The event, Labor in the Pulpits, is being held in Maryland for the first time. St. Anthony of Padua in Baltimore was the site of a press conference and clergy blessing Aug. 29 promoting the event. The parish will host workers at weekend Masses Aug. 30-Sept. 1.
Father Ty S. Hullinger, pastor of St. Dominic in Hamilton and St. Anthony of Padua/Most Precious Blood in Baltimore, said workers’ presentations at his parishes will connect Scripture and the Eucharist to Catholics’ response to social injustices.
“It puts flesh on the Gospel we hear,” he said.
Father Hullinger is a member of the steering committee for the Interfaith Worker Justice-Maryland, which is organizing Labor in the Pulpit. The local chapter is affiliated with the Chicago-based Interfaith Worker Justice network. According to the national organization’s website, its core issues are wage theft, paid sick days, workplace standards and protecting workers’ right to unionize.
Many of the workers participating in Labor in the Pulpits are employed at BWI Thurgood Marshall Airport food concessions and shops. They are working to implement a workers’ bill of rights to guarantee full-time work, fair wages and benefits, job security and the right to unionize, according to an Aug. 29 press statement from Interfaith Worker Justice-Maryland.
Most BWI workers earn little more than minimum wage and are unable to get full-time hours, requiring them to get second or third jobs elsewhere, Father Hullinger said.
“They need a living wage, and they’re not really making it now,” he said.

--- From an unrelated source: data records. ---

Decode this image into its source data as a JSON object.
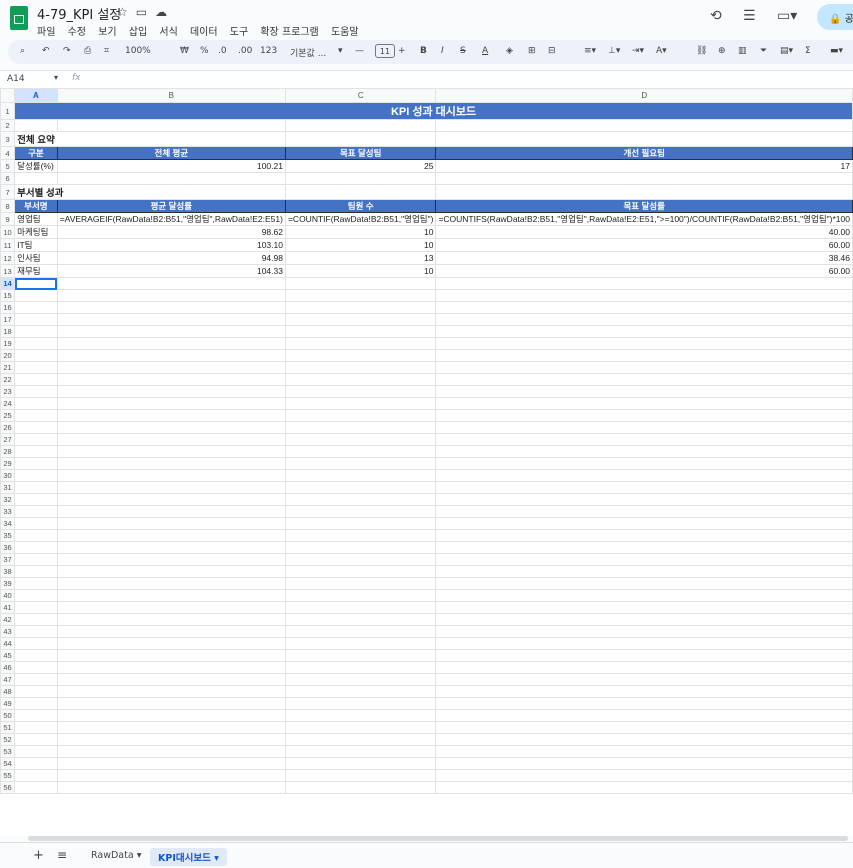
{
  "app": {
    "title": "4-79_KPI 설정",
    "menu": [
      "파일",
      "수정",
      "보기",
      "삽입",
      "서식",
      "데이터",
      "도구",
      "확장 프로그램",
      "도움말"
    ],
    "share_label": "공"
  },
  "toolbar": {
    "zoom": "100%",
    "currency": "₩",
    "percent": "%",
    "dec_less": ".0",
    "dec_more": ".00",
    "number_format": "123",
    "font_name": "기본값 ...",
    "font_size": "11"
  },
  "formula_bar": {
    "name_box": "A14",
    "fx": "fx",
    "content": ""
  },
  "columns": [
    "A",
    "B",
    "C",
    "D"
  ],
  "rows": {
    "1": [
      "KPI 성과 대시보드"
    ],
    "3": [
      "전체 요약"
    ],
    "4": [
      "구분",
      "전체 평균",
      "목표 달성팀",
      "개선 필요팀"
    ],
    "5": [
      "달성률(%)",
      "100.21",
      "25",
      "17"
    ],
    "7": [
      "부서별 성과"
    ],
    "8": [
      "부서명",
      "평균 달성률",
      "팀원 수",
      "목표 달성률"
    ],
    "9": [
      "영업팀",
      "=AVERAGEIF(RawData!B2:B51,\"영업팀\",RawData!E2:E51)",
      "=COUNTIF(RawData!B2:B51,\"영업팀\")",
      "=COUNTIFS(RawData!B2:B51,\"영업팀\",RawData!E2:E51,\">=100\")/COUNTIF(RawData!B2:B51,\"영업팀\")*100"
    ],
    "10": [
      "마케팅팀",
      "98.62",
      "10",
      "40.00"
    ],
    "11": [
      "IT팀",
      "103.10",
      "10",
      "60.00"
    ],
    "12": [
      "인사팀",
      "94.98",
      "13",
      "38.46"
    ],
    "13": [
      "재무팀",
      "104.33",
      "10",
      "60.00"
    ]
  },
  "row_count": 56,
  "selected_cell": "A14",
  "sheets": [
    {
      "label": "RawData",
      "active": false
    },
    {
      "label": "KPI대시보드",
      "active": true
    }
  ],
  "colors": {
    "header_fill": "#4472c4",
    "selection": "#1a73e8",
    "sheet_active": "#0b57d0"
  }
}
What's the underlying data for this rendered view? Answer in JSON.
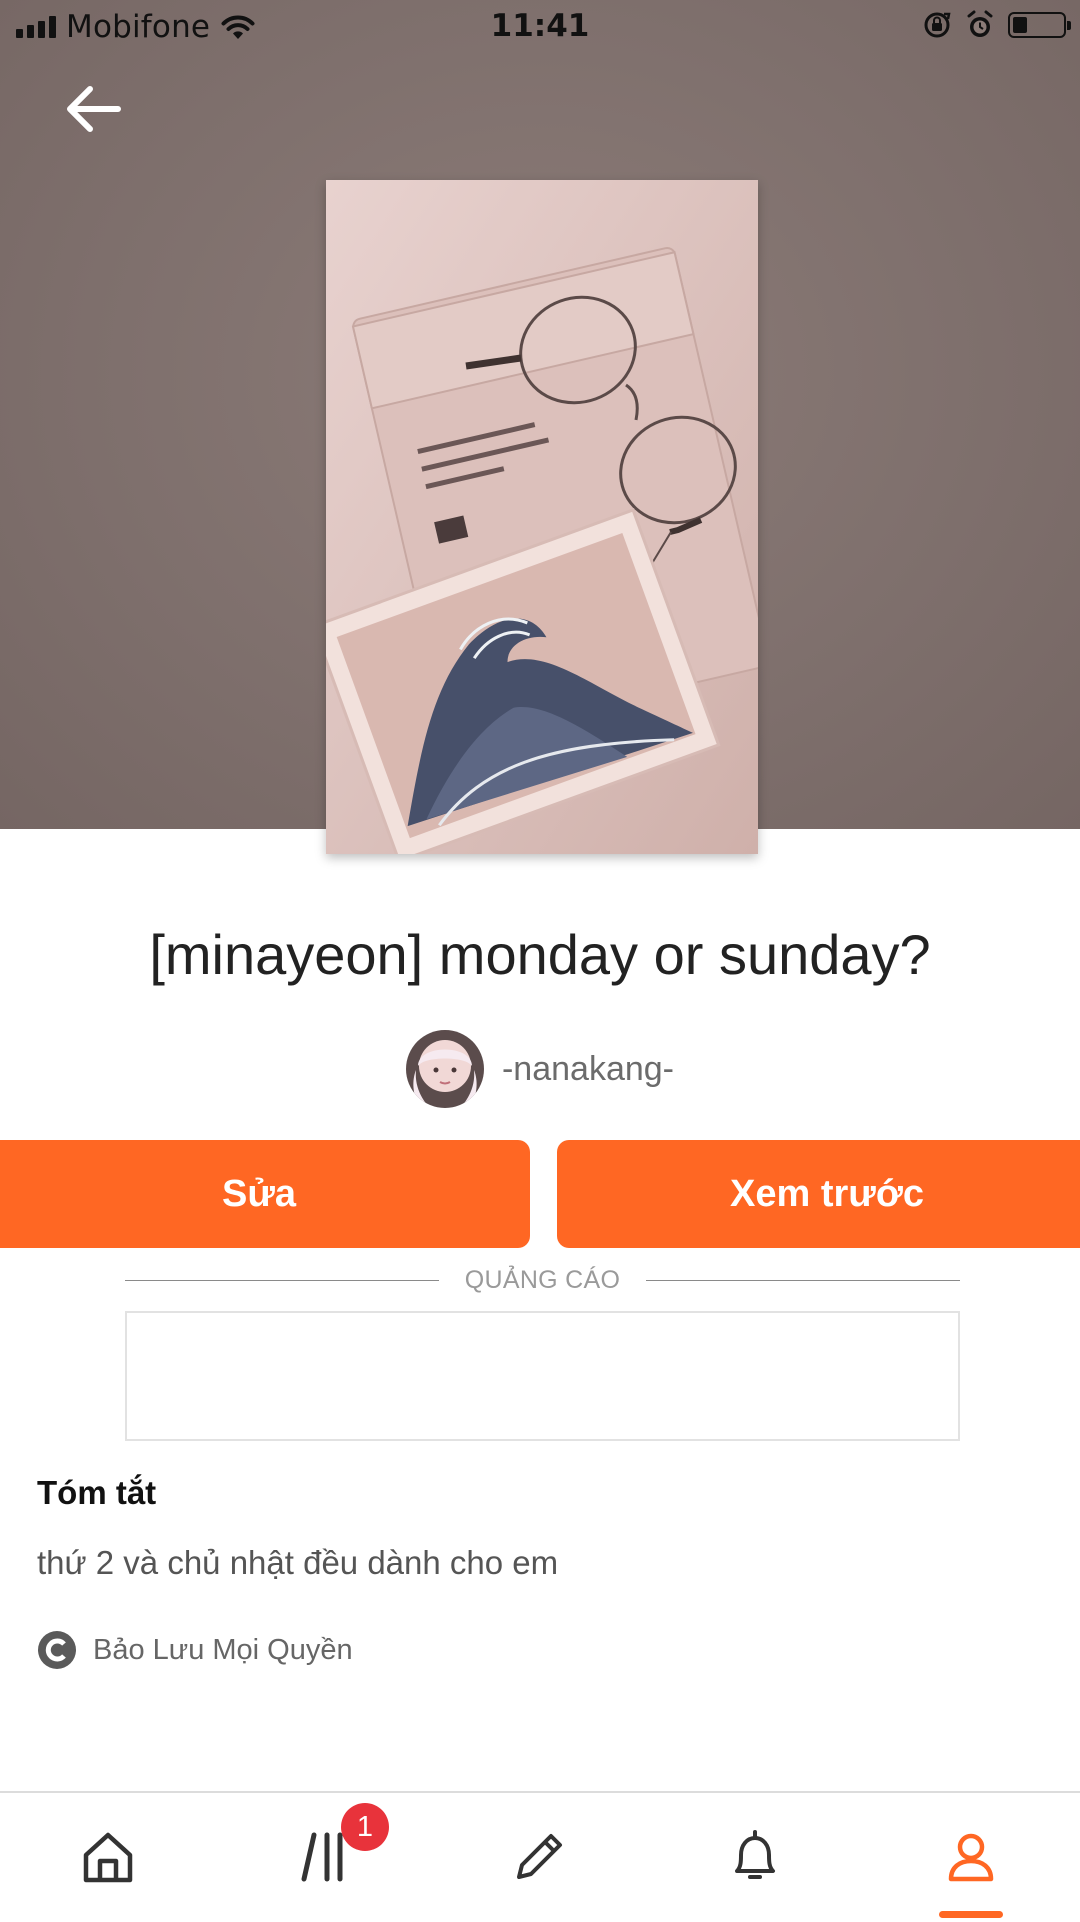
{
  "status_bar": {
    "carrier": "Mobifone",
    "time": "11:41",
    "battery_level": 0.3
  },
  "header": {
    "back_icon": "arrow-left-icon"
  },
  "story": {
    "cover_image": "book-cover-image",
    "title": "[minayeon] monday or sunday?",
    "author": "-nanakang-"
  },
  "actions": {
    "edit_label": "Sửa",
    "preview_label": "Xem trước"
  },
  "ad": {
    "label": "QUẢNG CÁO"
  },
  "summary": {
    "heading": "Tóm tắt",
    "text": "thứ 2 và chủ nhật đều dành cho em",
    "copyright_icon": "copyright-icon",
    "copyright": "Bảo Lưu Mọi Quyền"
  },
  "bottom_nav": {
    "items": [
      {
        "icon": "home-icon"
      },
      {
        "icon": "library-icon",
        "badge": "1"
      },
      {
        "icon": "pencil-icon"
      },
      {
        "icon": "bell-icon"
      },
      {
        "icon": "profile-icon",
        "active": true
      }
    ]
  },
  "colors": {
    "accent": "#ff6723",
    "badge": "#e8333b",
    "hero_background": "#7f706d"
  }
}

Interfaith Worker Justice-Maryland has partnered with other labor organizations to improve wages and working conditions in Baltimore and other parts of the state. The BWI effort is part of the Maryland Campaign for Fair Development, advocates for decent living wages for Maryland residents.
Other Catholic parishes participating in Labor in the Pulpits are St. Matthew in Northwood; St. Francis of Assisi in Baltimore; and St. Mary of the Assumption in Govans.
Monsignor William F. Burke, pastor of St. Francis, said the event highlights “one of the principles of social justice and the church’s teaching – the dignity of work.” St. Francis plans to hold its event on another weekend because Archbishop William E. Lori is scheduled to visit the parish Sept. 1.
More than a century’s worth of social encyclicals, beginning with Pope Leo XIII’s “Rerum Novarum” (Of New Things) in 1891, have emphasized the Catholic Church’s support for workers to earn living wages in good working conditions. The U.S. Conference of Catholic Bishops is a longtime supporter of workers’ rights to just wages and benefits, and to unionize. Its Committee on Domestic Justice and Human Development issues an annual Labor Day statement on the topic.
“When one works, one’s wage should be able to provide for the basic human needs of an individual or family – food, clothing, health care, shelter, education,” Father Hullinger said. “When those conditions aren’t met, I think Catholic social teaching very clearly states the right to make those needs known and to press for those needs to be met by society.”
Labor in the Pulpits’ interfaith basis is “huge,” he added.
“It really shows workers a tremendous support, from synagogue to mosque to temple to church, that faith communities are united together, too,” he said. “From our different worship experiences and perspectives, and different beliefs about God … what God gives human persons as far as human dignity, that’s universal.”
Labor in the Pulpits’ clergy blessing fell on the same day as a national strike of fast food workers who want to see their wages rise to $15 per hour, from their current average of $9 per hour.